I think it makes perfect sense to retain the Seam security API as it is tried, tested and used.

However, from what I have discussed with Shane, Seam3 internally will try to use PicketBox for basic security and PicketLink for all the fun SSO/Identity Management stuff.

Since this is a dev list (and not a user list), I just announced it here.

The goal should be to offload seam developers such as Shane from crazy security (and its configuration) to focus on what you do best - seam.
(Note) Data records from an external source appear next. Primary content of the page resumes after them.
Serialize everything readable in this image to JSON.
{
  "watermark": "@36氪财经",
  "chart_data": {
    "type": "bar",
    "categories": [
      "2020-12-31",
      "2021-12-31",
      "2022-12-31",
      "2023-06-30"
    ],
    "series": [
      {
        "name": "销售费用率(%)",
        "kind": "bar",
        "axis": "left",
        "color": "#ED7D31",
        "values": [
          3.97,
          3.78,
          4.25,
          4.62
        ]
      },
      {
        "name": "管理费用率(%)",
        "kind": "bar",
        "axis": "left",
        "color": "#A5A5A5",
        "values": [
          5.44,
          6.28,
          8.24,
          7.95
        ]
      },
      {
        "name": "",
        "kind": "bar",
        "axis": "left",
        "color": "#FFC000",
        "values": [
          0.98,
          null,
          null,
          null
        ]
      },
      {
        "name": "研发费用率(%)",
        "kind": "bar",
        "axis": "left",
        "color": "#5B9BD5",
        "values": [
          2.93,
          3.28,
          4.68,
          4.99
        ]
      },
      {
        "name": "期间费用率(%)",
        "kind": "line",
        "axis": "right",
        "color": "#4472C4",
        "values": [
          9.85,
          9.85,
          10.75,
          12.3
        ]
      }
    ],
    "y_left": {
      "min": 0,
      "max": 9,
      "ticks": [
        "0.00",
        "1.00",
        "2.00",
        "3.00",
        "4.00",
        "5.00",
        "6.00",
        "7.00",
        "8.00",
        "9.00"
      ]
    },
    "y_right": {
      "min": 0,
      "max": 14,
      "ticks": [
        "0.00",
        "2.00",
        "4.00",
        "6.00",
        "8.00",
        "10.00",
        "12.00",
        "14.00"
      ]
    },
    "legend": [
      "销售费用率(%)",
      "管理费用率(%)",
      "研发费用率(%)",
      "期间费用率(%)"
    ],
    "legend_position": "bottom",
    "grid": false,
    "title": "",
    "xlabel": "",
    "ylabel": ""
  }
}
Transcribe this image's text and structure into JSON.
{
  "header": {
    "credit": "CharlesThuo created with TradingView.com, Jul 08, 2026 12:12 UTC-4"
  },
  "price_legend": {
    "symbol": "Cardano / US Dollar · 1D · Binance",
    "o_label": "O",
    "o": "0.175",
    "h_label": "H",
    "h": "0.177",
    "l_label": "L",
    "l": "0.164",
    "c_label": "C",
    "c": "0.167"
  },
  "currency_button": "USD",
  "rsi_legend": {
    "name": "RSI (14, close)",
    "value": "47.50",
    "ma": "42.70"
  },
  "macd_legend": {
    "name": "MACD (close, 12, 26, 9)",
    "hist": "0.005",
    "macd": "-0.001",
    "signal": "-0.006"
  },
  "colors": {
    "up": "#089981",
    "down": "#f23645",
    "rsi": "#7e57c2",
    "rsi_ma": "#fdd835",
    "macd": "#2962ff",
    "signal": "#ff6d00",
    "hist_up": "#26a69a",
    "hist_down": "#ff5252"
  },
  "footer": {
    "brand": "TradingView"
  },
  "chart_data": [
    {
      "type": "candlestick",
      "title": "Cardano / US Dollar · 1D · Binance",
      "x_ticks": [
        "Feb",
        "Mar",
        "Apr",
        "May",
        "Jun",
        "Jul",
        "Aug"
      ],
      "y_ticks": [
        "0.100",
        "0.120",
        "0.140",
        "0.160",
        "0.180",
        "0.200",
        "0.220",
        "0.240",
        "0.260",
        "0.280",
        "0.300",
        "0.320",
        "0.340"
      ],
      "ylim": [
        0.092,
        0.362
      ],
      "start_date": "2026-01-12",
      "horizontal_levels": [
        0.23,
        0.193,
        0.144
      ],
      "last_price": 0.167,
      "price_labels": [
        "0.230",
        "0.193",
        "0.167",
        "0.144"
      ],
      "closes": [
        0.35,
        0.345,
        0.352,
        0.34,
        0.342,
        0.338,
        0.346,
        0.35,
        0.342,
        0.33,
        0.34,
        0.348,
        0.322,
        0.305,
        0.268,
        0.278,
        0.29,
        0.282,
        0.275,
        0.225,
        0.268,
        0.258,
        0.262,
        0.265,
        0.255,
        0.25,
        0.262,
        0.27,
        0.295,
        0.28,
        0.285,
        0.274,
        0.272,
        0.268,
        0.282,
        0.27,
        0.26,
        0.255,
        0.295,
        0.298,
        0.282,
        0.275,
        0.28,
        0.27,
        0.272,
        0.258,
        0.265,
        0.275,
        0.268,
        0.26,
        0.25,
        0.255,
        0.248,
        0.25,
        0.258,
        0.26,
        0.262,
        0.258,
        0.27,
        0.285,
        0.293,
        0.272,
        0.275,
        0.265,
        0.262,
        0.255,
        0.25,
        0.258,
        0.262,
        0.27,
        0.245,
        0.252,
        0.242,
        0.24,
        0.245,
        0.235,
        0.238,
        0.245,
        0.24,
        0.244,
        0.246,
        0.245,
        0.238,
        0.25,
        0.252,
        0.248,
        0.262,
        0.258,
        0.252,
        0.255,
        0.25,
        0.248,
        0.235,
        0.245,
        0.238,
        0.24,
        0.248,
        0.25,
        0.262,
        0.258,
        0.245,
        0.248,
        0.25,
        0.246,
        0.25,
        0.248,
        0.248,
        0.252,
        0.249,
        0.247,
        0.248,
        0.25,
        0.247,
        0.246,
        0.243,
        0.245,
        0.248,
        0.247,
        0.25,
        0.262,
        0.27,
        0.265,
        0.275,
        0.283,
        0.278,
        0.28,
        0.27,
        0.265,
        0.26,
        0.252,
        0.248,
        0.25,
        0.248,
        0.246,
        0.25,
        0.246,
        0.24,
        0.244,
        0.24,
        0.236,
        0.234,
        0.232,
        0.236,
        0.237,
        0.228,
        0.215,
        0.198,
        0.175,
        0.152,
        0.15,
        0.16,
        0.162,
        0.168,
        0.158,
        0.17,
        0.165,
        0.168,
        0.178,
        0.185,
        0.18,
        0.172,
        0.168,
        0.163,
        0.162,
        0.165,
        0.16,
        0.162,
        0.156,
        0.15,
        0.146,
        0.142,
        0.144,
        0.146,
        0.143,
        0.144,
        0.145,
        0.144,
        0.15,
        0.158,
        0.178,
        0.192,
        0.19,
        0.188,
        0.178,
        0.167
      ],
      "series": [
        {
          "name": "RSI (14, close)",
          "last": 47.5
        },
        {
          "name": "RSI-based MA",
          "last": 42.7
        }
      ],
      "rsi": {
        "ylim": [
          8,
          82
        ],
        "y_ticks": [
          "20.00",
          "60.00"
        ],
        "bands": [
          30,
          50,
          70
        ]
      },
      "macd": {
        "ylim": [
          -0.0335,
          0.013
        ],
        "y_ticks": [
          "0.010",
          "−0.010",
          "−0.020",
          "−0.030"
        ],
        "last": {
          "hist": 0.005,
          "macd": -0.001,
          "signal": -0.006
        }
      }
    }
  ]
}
Seam Users will probably just look at some annotations to get their stuff working.

We are only referring to Seam3.

On Sun, Mar 7, 2010 at 2:46 AM, Shane Bryzak <sbryzak@redhat.com> wrote:
(Adding Marcel to CC, as he worked on the PicketLink-Seam integration)

Just to clarify a few things with the Seam/PicketLink integration.   The core security API in Seam 3 will not be changing drastically, it's a proven API and it's what our users are already intimately familiar with.  What we *will* be doing is offloading all of the enterprisey-type security features such as SSO, SAML, SPNEGO, Kerberos, OpenID integration, etc onto PicketLink.  I can't explain 100% how this will be done at this stage because I'm just starting to get into the integration work now, however we will most likely be providing the following things at the very minimum:

1) A filter that will propagate any servlet container security context (i.e. the logged in user and their roles) to Seam if they are not already authenticated (see https://jira.jboss.org/jira/browse/JBSEAM-4559).  This feature in itself will take care of a whole heap of the security features that I mentioned above, and allow us to remove our own implementation of BASIC/DIGEST HTTP authentication (something that would be preferable for us not to maintain).

2) A filter that will propagate Seam's security context to PicketBox.  I've written this already (with Anil's help) - what this filter does is allow users to use the built-in JEE security annotations, such as @RolesAllowed, etc on their beans.

3) Provide integration with PicketLink IDM via a Seam IdentityStore implementation.  This will give our users greater options as to which type of security providers they can use for their apps.

This list is just a starting point, and I'm sure as we make some more progress we will find more areas where it will be advantageous to have some form of tighter integration.  The point of this exercise though is really to draw a line between which security features Seam will provide, and which features we will delegate to PicketLink. 

Our recommendation to users will be to just use the existing Seam Security features for their standalone, self-contained apps that require simple authentication based on a database or LDAP server.  Once their requirements grow beyond this however, our recommendation will be to use Seam/PicketLink.  PicketLink will be "the" way to do any federated/enterprise identity stuff in Seam. 

This will allow us (the Seam team) to curb the amount of development effort that we otherwise have to put into providing extra security features in Seam.

Hopefully that paints a clearer picture ;)


On 07/03/10 03:18, Dan Allen wrote:

I like the idea that we are separating out the security logic from Seam 3 so that it can mature and integrate in its own cycles...basically not being tied to Seam.

However, what concerns me is the change in developer experience. Security in Seam 2 is so simple to understand. There is barely any configuration, it ties in nicely with the managed ORM sessions and it covers role-based, rule-based and ACL authorization, plain and simple.

From looking at the PicketBox wiki pages, I just see a lot of configuration that makes my eyes cross. I just don't get what I am looking at, really. Either it is going to be more complicated, or you guys just don't have a basic example for people to grok. Can you paint a clearer picture for us?



On Fri, Mar 5, 2010 at 12:32 PM, PicketBox JBoss <picketbox@gmail.com> wrote:
Hi all,
   (I created this gmail address for twitter for Project PicketBox. I may as well use it for mailing lists).

Shane and I had a couple of days of intense discussion on security at Brisbane last week. Some of those discussions were fed back into the PicketBox project. 

Read more on Project PicketBox here:

I guess when Seam 3 is released, we are going to offload majority of the security code to PicketBox.

I will be loitering around this dev list to basically answer any security related questions.